Stok tembaga turun selama 42 hari berturut-turut hingga Jumat—penurunan terpanjang sejak 2014—menjadi 204.975 ton.
Hampir separuh dari logam yang tersisa dalam sistem tersebut telah dijadwalkan untuk ditarik keluar, sehingga volume yang tersedia bagi pembeli lain berada pada tingkat yang sangat rendah.

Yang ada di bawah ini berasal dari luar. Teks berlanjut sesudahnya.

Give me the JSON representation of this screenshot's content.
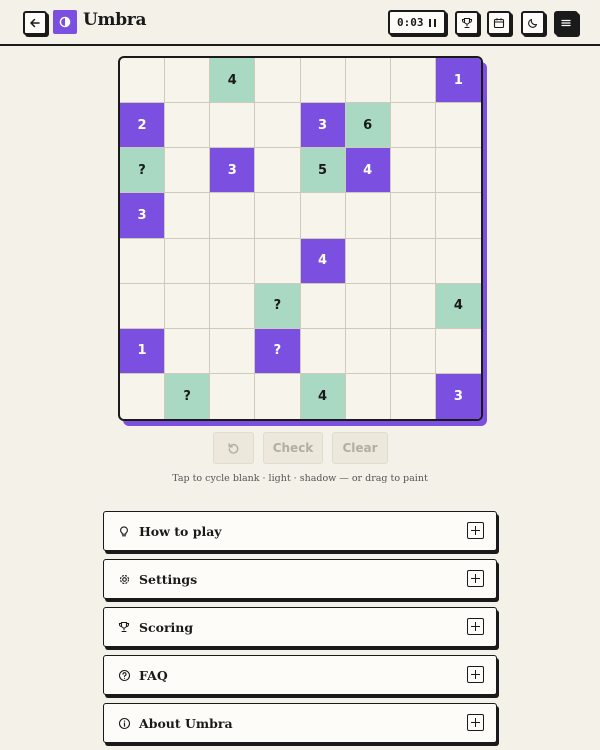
{
  "header": {
    "brand": "Umbra",
    "timer": "0:03",
    "icons": {
      "back": "arrow-left-icon",
      "logo": "half-circle-icon",
      "pause": "pause-icon",
      "leaderboard": "trophy-icon",
      "archive": "calendar-icon",
      "theme": "moon-icon",
      "menu": "hamburger-icon"
    }
  },
  "colors": {
    "shadow": "#7b4fe0",
    "light": "#a9d8c3",
    "background": "#f4f1e9",
    "ink": "#1a1a1a"
  },
  "board": {
    "size": 8,
    "rows": [
      [
        {
          "s": "e",
          "v": ""
        },
        {
          "s": "e",
          "v": ""
        },
        {
          "s": "l",
          "v": "4"
        },
        {
          "s": "e",
          "v": ""
        },
        {
          "s": "e",
          "v": ""
        },
        {
          "s": "e",
          "v": ""
        },
        {
          "s": "e",
          "v": ""
        },
        {
          "s": "d",
          "v": "1"
        }
      ],
      [
        {
          "s": "d",
          "v": "2"
        },
        {
          "s": "e",
          "v": ""
        },
        {
          "s": "e",
          "v": ""
        },
        {
          "s": "e",
          "v": ""
        },
        {
          "s": "d",
          "v": "3"
        },
        {
          "s": "l",
          "v": "6"
        },
        {
          "s": "e",
          "v": ""
        },
        {
          "s": "e",
          "v": ""
        }
      ],
      [
        {
          "s": "l",
          "v": "?"
        },
        {
          "s": "e",
          "v": ""
        },
        {
          "s": "d",
          "v": "3"
        },
        {
          "s": "e",
          "v": ""
        },
        {
          "s": "l",
          "v": "5"
        },
        {
          "s": "d",
          "v": "4"
        },
        {
          "s": "e",
          "v": ""
        },
        {
          "s": "e",
          "v": ""
        }
      ],
      [
        {
          "s": "d",
          "v": "3"
        },
        {
          "s": "e",
          "v": ""
        },
        {
          "s": "e",
          "v": ""
        },
        {
          "s": "e",
          "v": ""
        },
        {
          "s": "e",
          "v": ""
        },
        {
          "s": "e",
          "v": ""
        },
        {
          "s": "e",
          "v": ""
        },
        {
          "s": "e",
          "v": ""
        }
      ],
      [
        {
          "s": "e",
          "v": ""
        },
        {
          "s": "e",
          "v": ""
        },
        {
          "s": "e",
          "v": ""
        },
        {
          "s": "e",
          "v": ""
        },
        {
          "s": "d",
          "v": "4"
        },
        {
          "s": "e",
          "v": ""
        },
        {
          "s": "e",
          "v": ""
        },
        {
          "s": "e",
          "v": ""
        }
      ],
      [
        {
          "s": "e",
          "v": ""
        },
        {
          "s": "e",
          "v": ""
        },
        {
          "s": "e",
          "v": ""
        },
        {
          "s": "l",
          "v": "?"
        },
        {
          "s": "e",
          "v": ""
        },
        {
          "s": "e",
          "v": ""
        },
        {
          "s": "e",
          "v": ""
        },
        {
          "s": "l",
          "v": "4"
        }
      ],
      [
        {
          "s": "d",
          "v": "1"
        },
        {
          "s": "e",
          "v": ""
        },
        {
          "s": "e",
          "v": ""
        },
        {
          "s": "d",
          "v": "?"
        },
        {
          "s": "e",
          "v": ""
        },
        {
          "s": "e",
          "v": ""
        },
        {
          "s": "e",
          "v": ""
        },
        {
          "s": "e",
          "v": ""
        }
      ],
      [
        {
          "s": "e",
          "v": ""
        },
        {
          "s": "l",
          "v": "?"
        },
        {
          "s": "e",
          "v": ""
        },
        {
          "s": "e",
          "v": ""
        },
        {
          "s": "l",
          "v": "4"
        },
        {
          "s": "e",
          "v": ""
        },
        {
          "s": "e",
          "v": ""
        },
        {
          "s": "d",
          "v": "3"
        }
      ]
    ]
  },
  "controls": {
    "undo_icon": "undo-icon",
    "check_label": "Check",
    "clear_label": "Clear"
  },
  "hint": "Tap to cycle blank · light · shadow — or drag to paint",
  "sections": [
    {
      "label": "How to play",
      "icon": "lightbulb-icon"
    },
    {
      "label": "Settings",
      "icon": "gear-icon"
    },
    {
      "label": "Scoring",
      "icon": "trophy-icon"
    },
    {
      "label": "FAQ",
      "icon": "question-circle-icon"
    },
    {
      "label": "About Umbra",
      "icon": "info-circle-icon"
    }
  ]
}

Gudang LME merupakan sumber pasokan penting sebagai pilihan terakhir bagi industri tembaga fisik, dan logam yang tersimpan di dalamnya juga dapat digunakan untuk menyelesaikan kontrak berjangka yang akan jatuh tempo.

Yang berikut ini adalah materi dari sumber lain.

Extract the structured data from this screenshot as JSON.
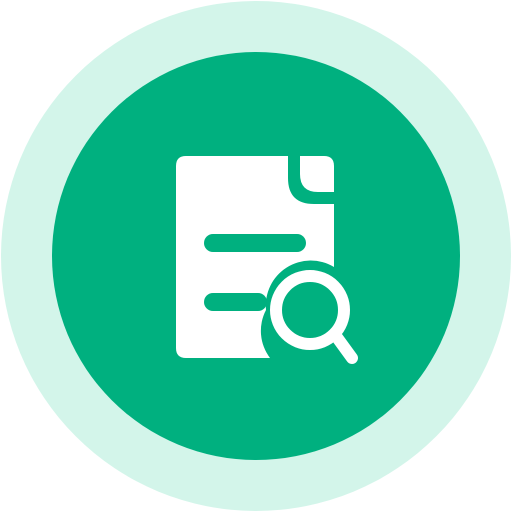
{
  "icon": {
    "name": "document-search-icon",
    "colors": {
      "outer_ring": "#d3f5ea",
      "inner_circle": "#00b07f",
      "glyph": "#ffffff"
    }
  }
}
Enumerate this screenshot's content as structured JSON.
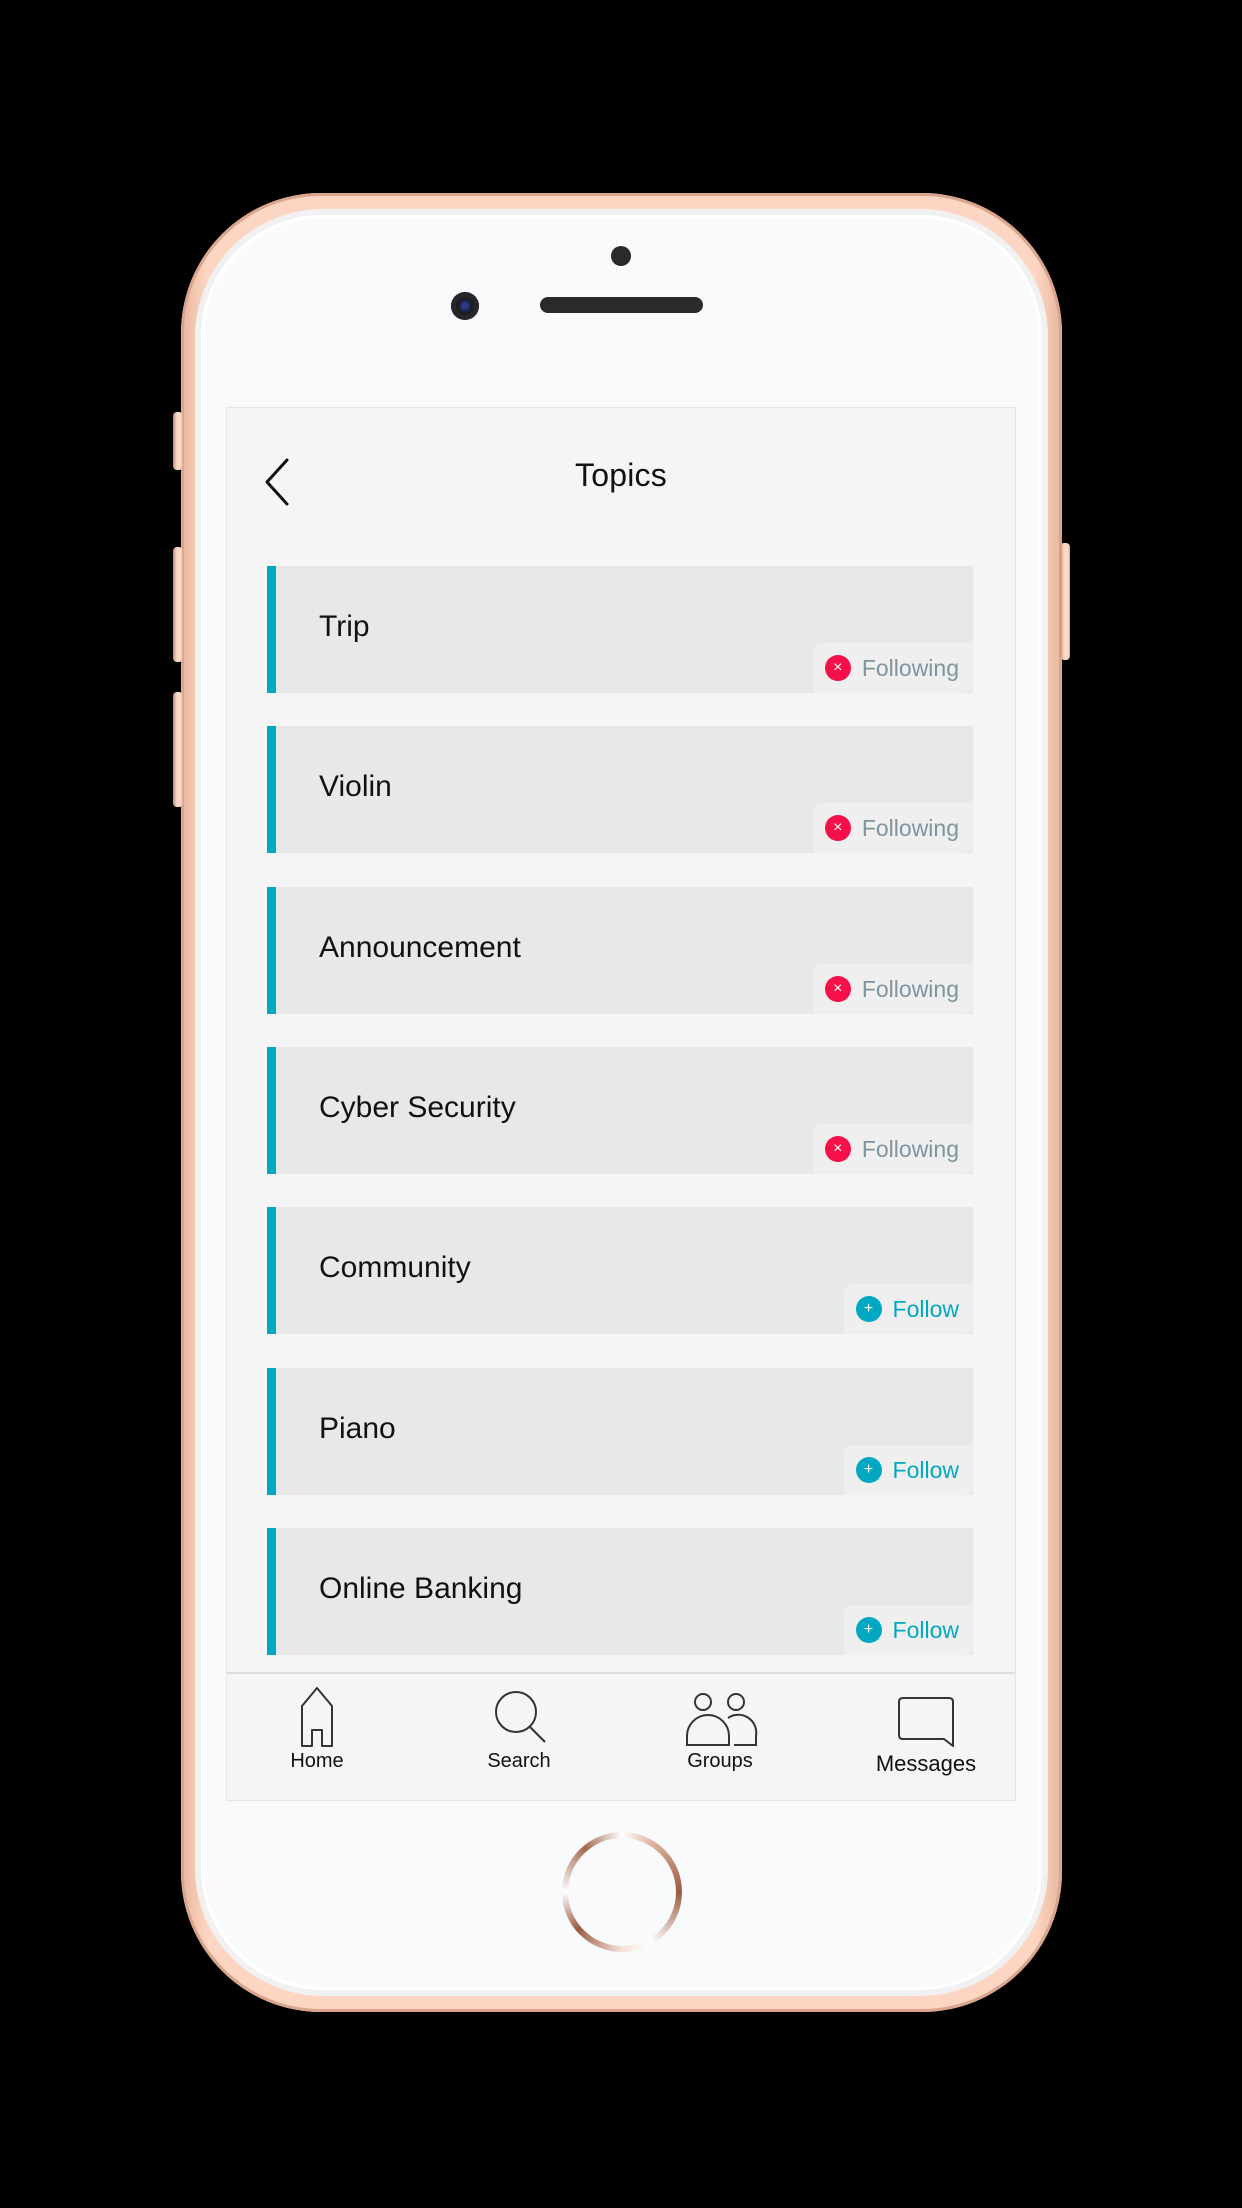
{
  "header": {
    "title": "Topics",
    "back_icon": "chevron-left-icon"
  },
  "topics": [
    {
      "name": "Trip",
      "status": "following",
      "action_label": "Following",
      "action_icon": "close-circle-icon",
      "icon_glyph": "×"
    },
    {
      "name": "Violin",
      "status": "following",
      "action_label": "Following",
      "action_icon": "close-circle-icon",
      "icon_glyph": "×"
    },
    {
      "name": "Announcement",
      "status": "following",
      "action_label": "Following",
      "action_icon": "close-circle-icon",
      "icon_glyph": "×"
    },
    {
      "name": "Cyber Security",
      "status": "following",
      "action_label": "Following",
      "action_icon": "close-circle-icon",
      "icon_glyph": "×"
    },
    {
      "name": "Community",
      "status": "follow",
      "action_label": "Follow",
      "action_icon": "plus-circle-icon",
      "icon_glyph": "+"
    },
    {
      "name": "Piano",
      "status": "follow",
      "action_label": "Follow",
      "action_icon": "plus-circle-icon",
      "icon_glyph": "+"
    },
    {
      "name": "Online Banking",
      "status": "follow",
      "action_label": "Follow",
      "action_icon": "plus-circle-icon",
      "icon_glyph": "+"
    }
  ],
  "nav": {
    "items": [
      {
        "label": "Home",
        "icon": "home-icon"
      },
      {
        "label": "Search",
        "icon": "search-icon"
      },
      {
        "label": "Groups",
        "icon": "groups-icon"
      },
      {
        "label": "Messages",
        "icon": "message-icon"
      }
    ]
  },
  "colors": {
    "accent": "#00a8c2",
    "unfollow_red": "#f5104a",
    "following_text": "#7f949f",
    "card_bg": "#e8e8e8",
    "screen_bg": "#f5f5f5",
    "frame": "#fcd6c2"
  }
}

Seiring dengan menyusutnya volume persediaan yang tersedia, pemegang posisi short dalam kontrak berjangka bisa terpaksa terlibat dalam perang penawaran harga demi mendorong pemegang inventaris dan pemegang posisi long yang akan jatuh tempo untuk melakukan penjualan.
Penurunan cepat inventaris LME ini terjadi di tengah langkah para pedagang dan produsen di pasar tembaga fisik yang lebih luas untuk meningkatkan pengiriman ke Amerika Serikat (AS) dan China, di mana harga telah melonjak melampaui harga di LME.
Di AS, selisih harga dipicu oleh ekspektasi bahwa pemerintahan Donald Trump mungkin akan segera menerapkan tarif pada tembaga olahan, sehingga menciptakan peluang arbitrase bagi pedagang yang dapat memindahkan tembaga ke sana sebelum pungutan tersebut diberlakukan.
Sementara itu, meskipun permintaan dasar di Tiongkok cenderung lesu, pabrik peleburan (smelter) di sana mengurangi produksi akibat terbatasnya pasokan bahan baku, sehingga pelanggan harus lebih mengandalkan impor.
Penurunan tajam inventaris ini memperkuat urgensi peringatan yang sudah lama ada: bahwa kendala kronis pada pasokan tambang serta meningkatnya permintaan dari sektor energi terbarukan, pusat data, kendaraan listrik (EV), dan aplikasi utama lainnya bagi logam kabel ini akan mendorong pasar ke dalam defisit yang dalam dan memicu lonjakan harga yang tajam.
Kontrak acuan tiga bulan LME sempat melonjak ke rekor tertinggi di atas US$14.500/ton pada Januari, dan diperdagangkan di atas US$14.100/ton pada Jumat, naik hampir 14% sepanjang tahun ini.
Kontrak tunai (cash contracts) bahkan mengalami kenaikan lebih tajam, diperdagangkan pada rekor mendekati US$14.500/ton. Sejumlah analis dan pedagang memprediksi bahwa harga dapat segera mencapai rekor tertinggi baru di atas US$14.500.
Logam industri lainnya diperdagangkan secara variatif di LME pada Jumat, dengan para pedagang memantau keseimbangan antara kendala pasokan dan potensi perlambatan permintaan.
Harga aluminium turun 0,6%, nikel turun 0,4%, sedangkan seng naik 0,5%.